Anticipating the fallout from South Africa’s ratings reviews

June 10, 2014

South Africa is due ratings reviews this Friday. Chances are that the Standard & Poor’s agency will cut its BBB rating by one, or possibly even two notches.  Another agency Fitch has a stable outlook on the rating but could still choose to downgrade the rating rather than the outlook. What will be the damage?

There is undoubtedly a link between ratings and bond prices.  So a one-notch ratings downgrade tends to lead to roughly a 20 percent increase in bond yield spreads and credit default swaps (instruments that are used to hedge against default), according to calculations by JPMorgan. But in South Africa the lower credit rating may already be already reflected in asset prices — Panama, Brazil, Colombia, Philippines, Uruguay, Indonesia, and Romania carry lower sovereign credit ratings but boast lower CDS and dollar bond yield premia over Treasuries.  Russia and Turkey have lower average ratings than South Africa but their debt and CDS spreads  are roughly on the same level.

So a ratings cut is unlikely to trigger huge outflows from South African debt markets, says JPMorgan, which runs the most widely used emerging bond indices.

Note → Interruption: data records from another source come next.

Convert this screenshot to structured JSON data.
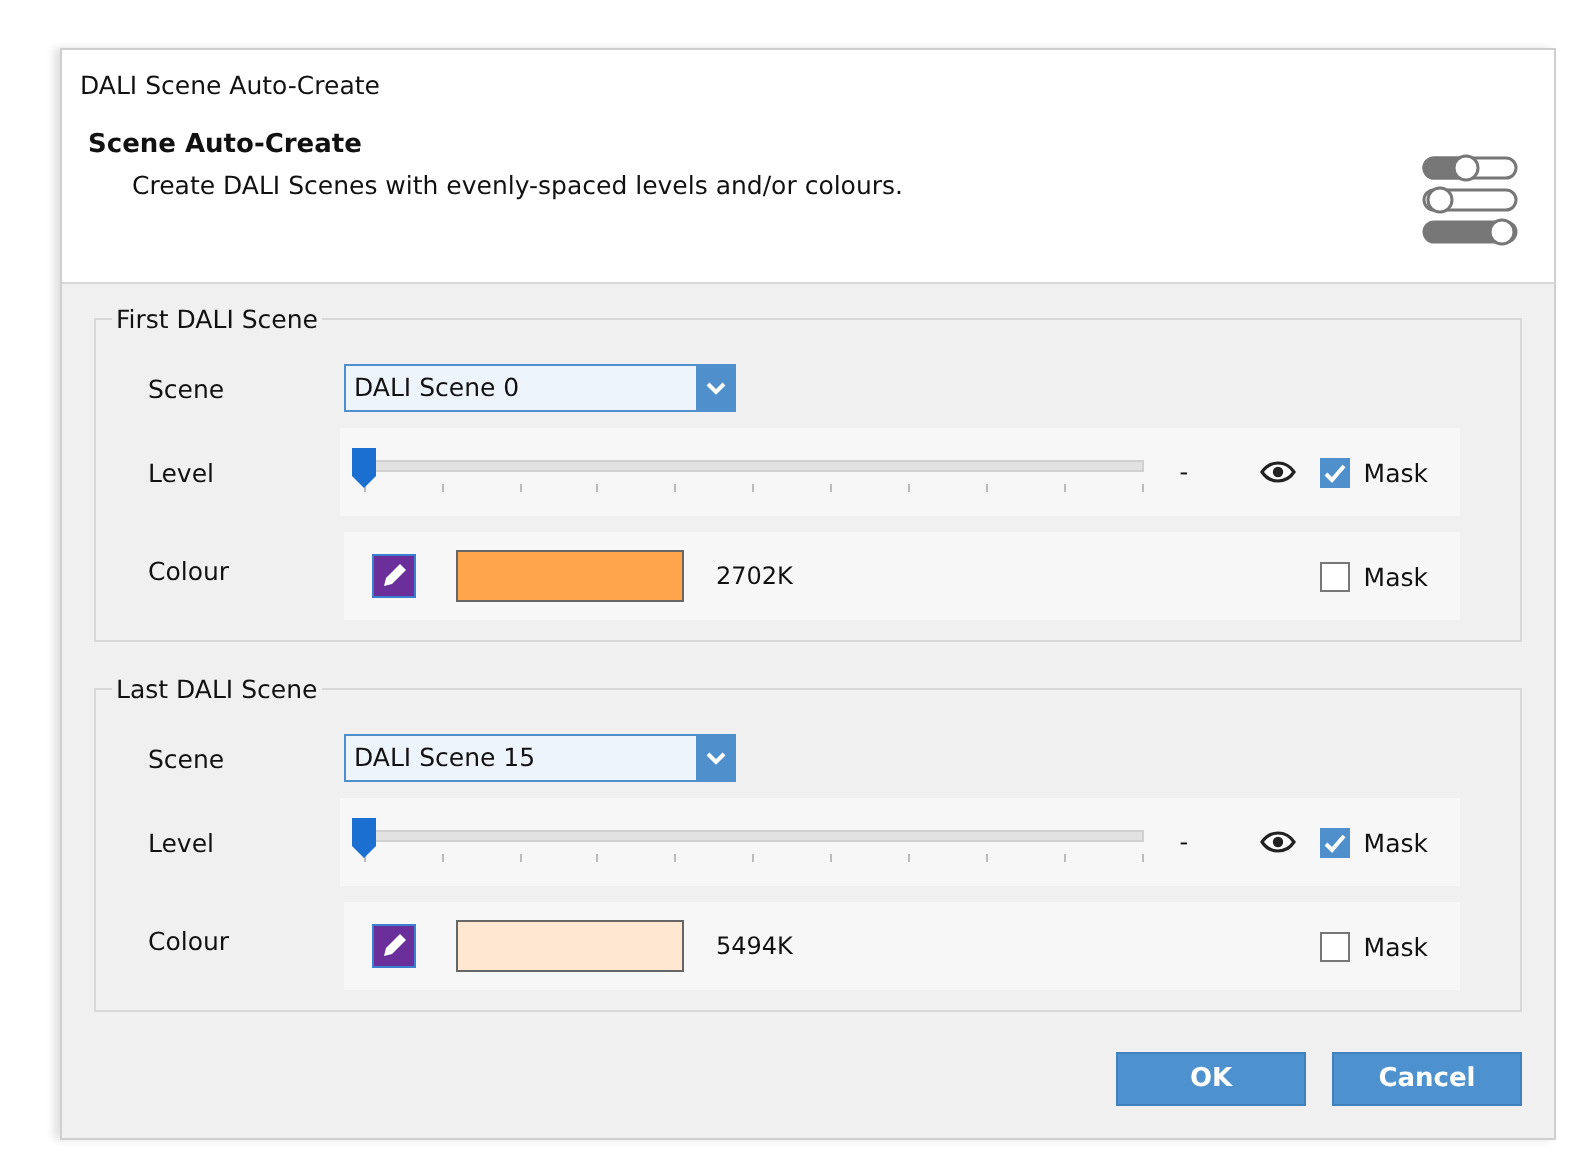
{
  "window": {
    "title": "DALI Scene Auto-Create"
  },
  "header": {
    "title": "Scene Auto-Create",
    "description": "Create DALI Scenes with evenly-spaced levels and/or colours."
  },
  "groups": [
    {
      "title": "First DALI Scene",
      "scene_label": "Scene",
      "scene": "DALI Scene 0",
      "level_label": "Level",
      "level": 0,
      "level_reading": "-",
      "level_mask_label": "Mask",
      "level_mask_checked": true,
      "colour_label": "Colour",
      "colour": {
        "color": "#ffa64d"
      },
      "colour_reading": "2702K",
      "colour_mask_label": "Mask",
      "colour_mask_checked": false
    },
    {
      "title": "Last DALI Scene",
      "scene_label": "Scene",
      "scene": "DALI Scene 15",
      "level_label": "Level",
      "level": 0,
      "level_reading": "-",
      "level_mask_label": "Mask",
      "level_mask_checked": true,
      "colour_label": "Colour",
      "colour": {
        "color": "#ffe7d2"
      },
      "colour_reading": "5494K",
      "colour_mask_label": "Mask",
      "colour_mask_checked": false
    }
  ],
  "buttons": [
    {
      "label": "OK"
    },
    {
      "label": "Cancel"
    }
  ]
}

In Brazil for instance, a well-anticipated  downgrade back in March did not lead to significant cash outflows from its markets, JPM points out:

The current relationships between spreads and ratings do not necessarily imply another step wider in South Africa’s spreads until it is firmly sub-investment grade (not J.P. Morgan’s base case).

Secondly, even after a downgrade to BBB-, South Africa would still be rated investment grade, so investors will not be required to sell their holdings.  On local currency debt, South Africa is rated A- from S&P so a 1- or even 2-notch downgrade should have no technical impact the bank argues.

Not to say all is well. JPM analysts advise clients to stay underweight South Africa, noting:

The likely continuation of the ratings downgrade process confirms the slow credit deterioration in the country…simply put, South Africa’s fundamental position is not showing signs of improvement in the way Indonesia and Turkey are, given their stronger external rebalancing and higher growth rates.

This was borne out by data on Tuesday that show the country’s  manufacturing output fell by 1.5 percent year-on-year in volume terms in April after a revised 1 percent expansion in March. And inflation is above the central bank’s 3-6 percent target band, meaning the central bank could raise interest rates, further crimping growth.

Societe Generale analyst Regis Chatellier reckons South Africa will remain investment grade for at least 12 months more, given the strength of its institutions and the depth of its markets.  He agrees with JPM that a huge selloff is unlikely to follow a ratings downgrade:

South African global bonds have largely underperformed in the last four weeks, with investors anticipating the downgrade. After the (likely) downgrade of S&P, we expect the risk on the credit to be fully priced, and the performance.. should then stabilise.